Belajar Membatik di Kampung Batik Kauman, Solo

“Nanti Ibu ke mana?” tanya suami.
“Mungkin ke Kampung Batik Kauman. Waktu itu kan jalan di sana revitalisasi. Sekarang mustinya sudah selesai”.
Bulan November 2024 yang lalu saya memang ikut ke Solo, karena suami ada tugas menguji di sebuah kampus. Waktu itu jalan kecil di hampir seluruh kawasan Kampung Batik Kauman dibongkar habis, untuk perbaikan drainase.
Jarak lokasi kampung batik ke Hotel Ibis Style, Solo tempat kami menginap sebetulnya tidak jauh, hanya ~ 1 km. Niat mau jalan kaki saya urungkan karena Solo panas, akhirnya naik beca ke TKP.
Perjalanan cukup lancar, malah jadi sejuk kena angin semilir saat naik beca.

Jelajah Kampung Batik Kauman

staf toko siap menyambut wisatawan

Seperti halnya hampir semua tukang beca di kota wisata baik Solo maupun Yogyakarta, mereka pasti menurunkan di toko batik besar atau terkenal atau ke toko oleh-oleh.
Memakai bahasa Jawa, Pak Beca menawarkan menunggu untuk diantar ke toko-toko batik lainnya, jauh katanya. Saya bilang saja, tidak usah ditunggu, karena mau jalan-jalan jelajah Kampung Batik Kauman. Mau jajan, saya menambahkan…

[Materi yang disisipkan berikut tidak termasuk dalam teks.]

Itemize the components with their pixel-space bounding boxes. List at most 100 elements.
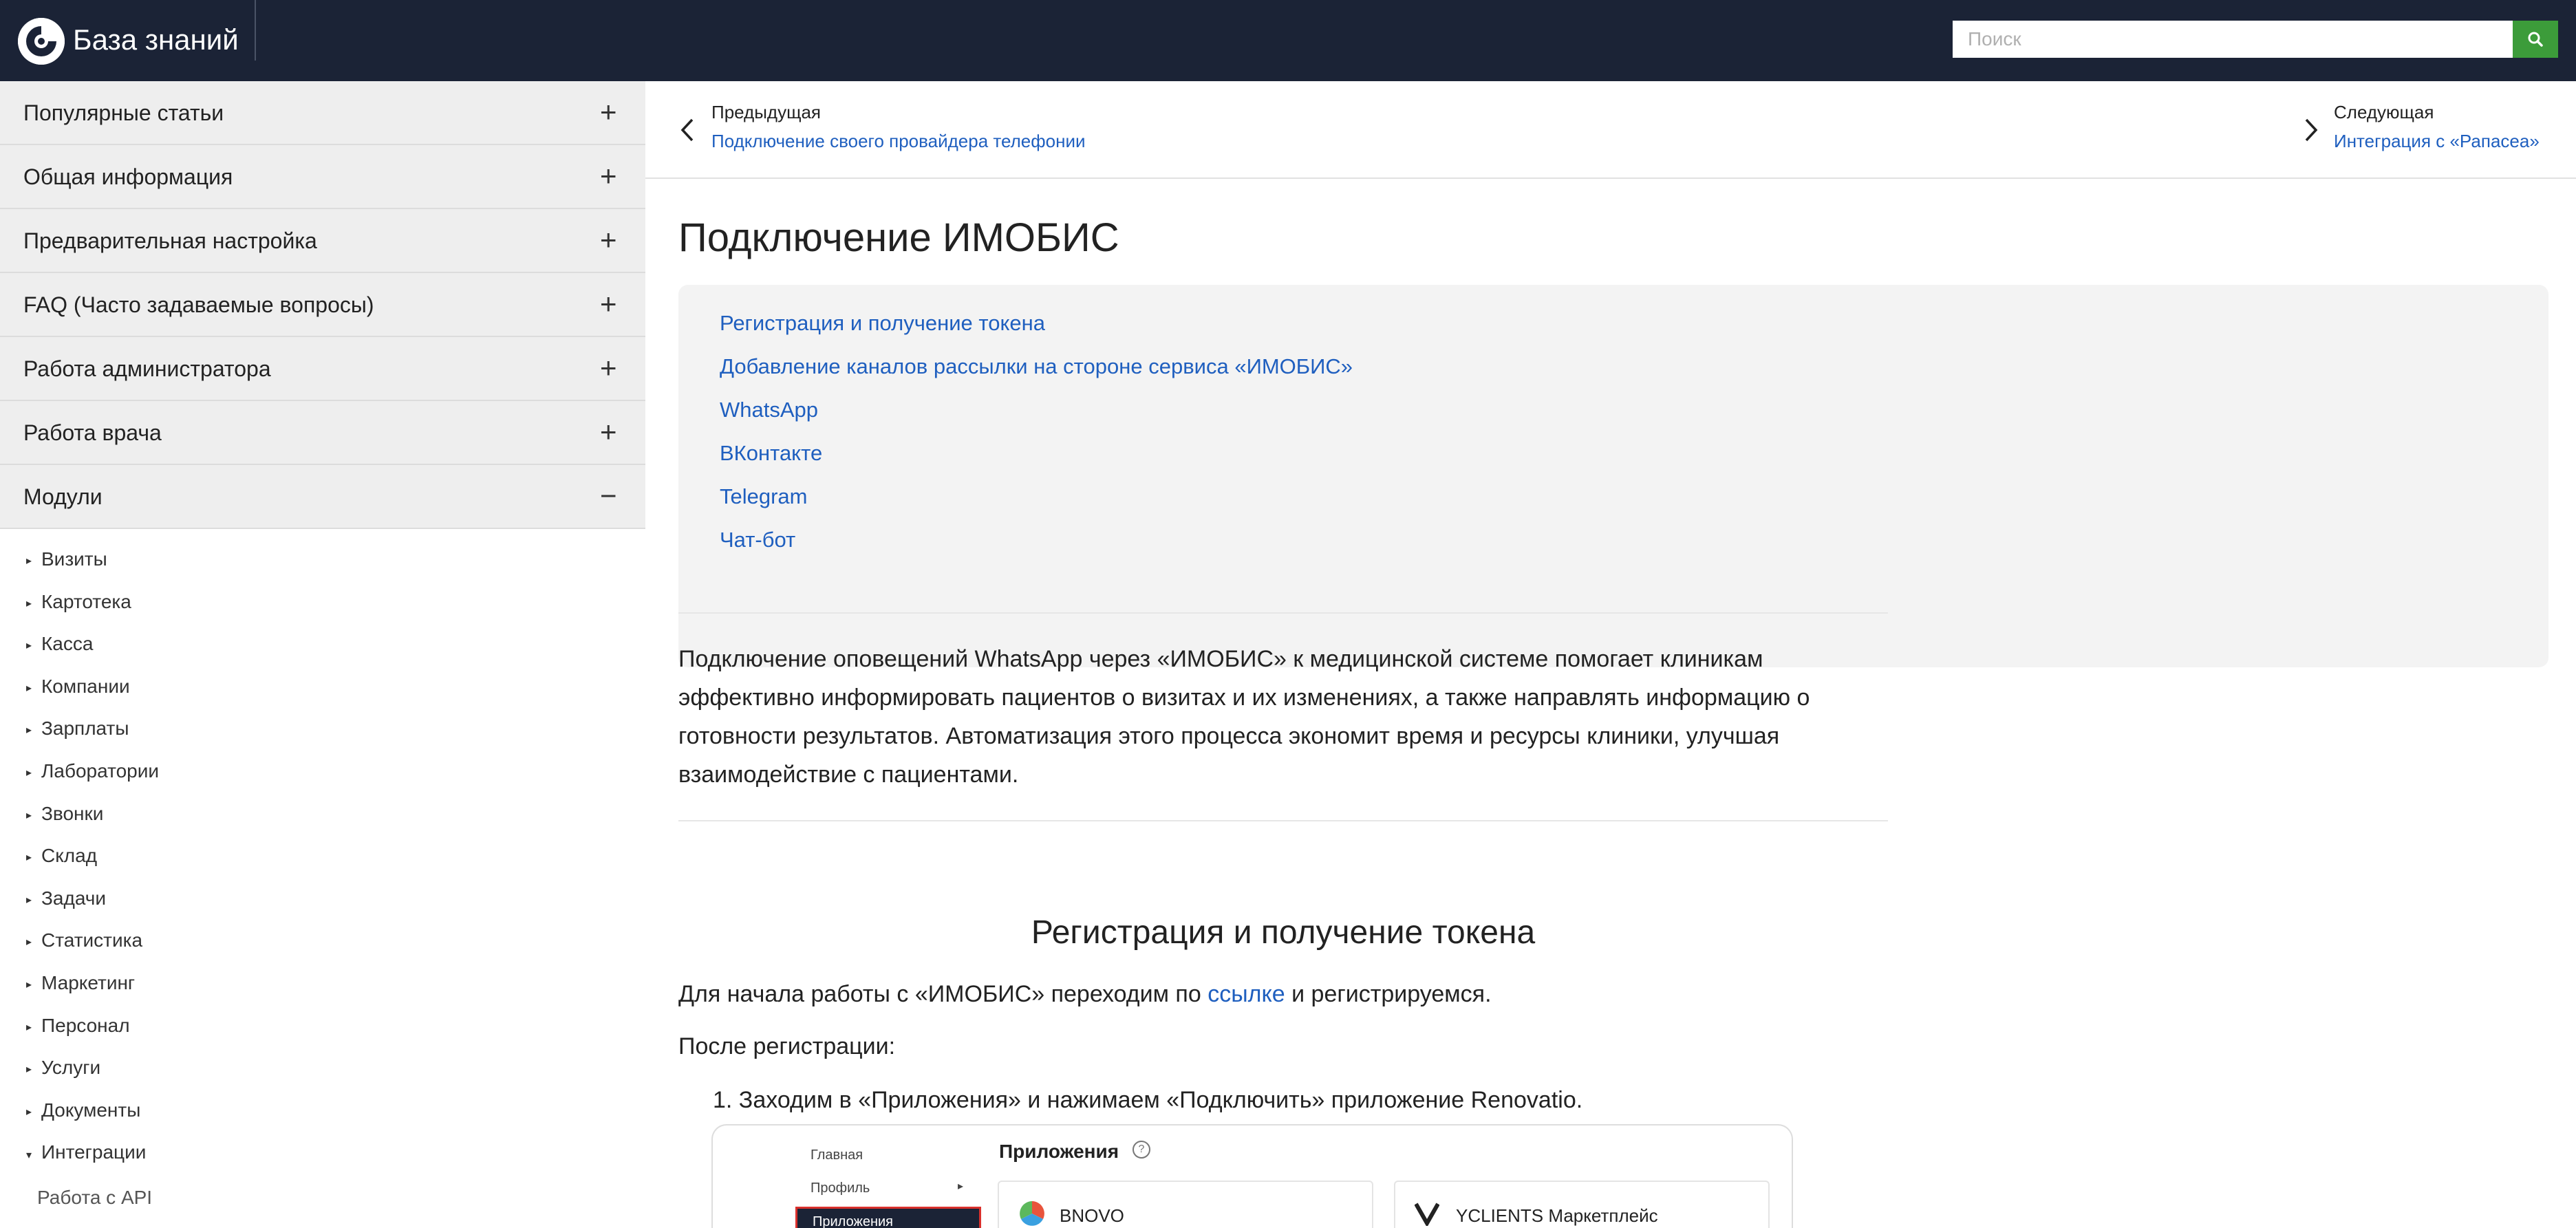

Di depan toko besar yang saling berhadapan, sudah menunggu staf toko yang siap mempersilakan saya masuk ke toko batik untuk melihat-lihat.
Saya hanya melihat-lihat di toko pertama, karena kurang cocok motif dan harganya. Lalu menyeberang ke toko lain yang ternyata masih satu manajemen.
Sambil ngadem, saya tertarik dengan lurik warna hitam putih. Boleh dibuka untuk mematut-matut di cermin. Saya suka menjahit baju sendiri, jadi membayangkan lurik ini nantinya cocok buat apa. Tapi karena lagi-lagi harganya kurang cocok, saya kembalikan ke rak.

interior toko

Staf kemudian menawarkan ke ruang samping yang lebih kecil. “Buat oleh-oleh”, kata seorang staf. Saya maklum buat oleh-oleh, biasanya harganya lebih murah.
Saya pun melihat-lihat pakaian yang dipajang, ternyata jatuh hati dengan kulot bermotif, sepertinya cocok ukurannya, nih.
Setelah mencoba dan ternyata ukuran dan harganya cocok, saya pun membayar melalui debit, dan pamit meninggalkan toko.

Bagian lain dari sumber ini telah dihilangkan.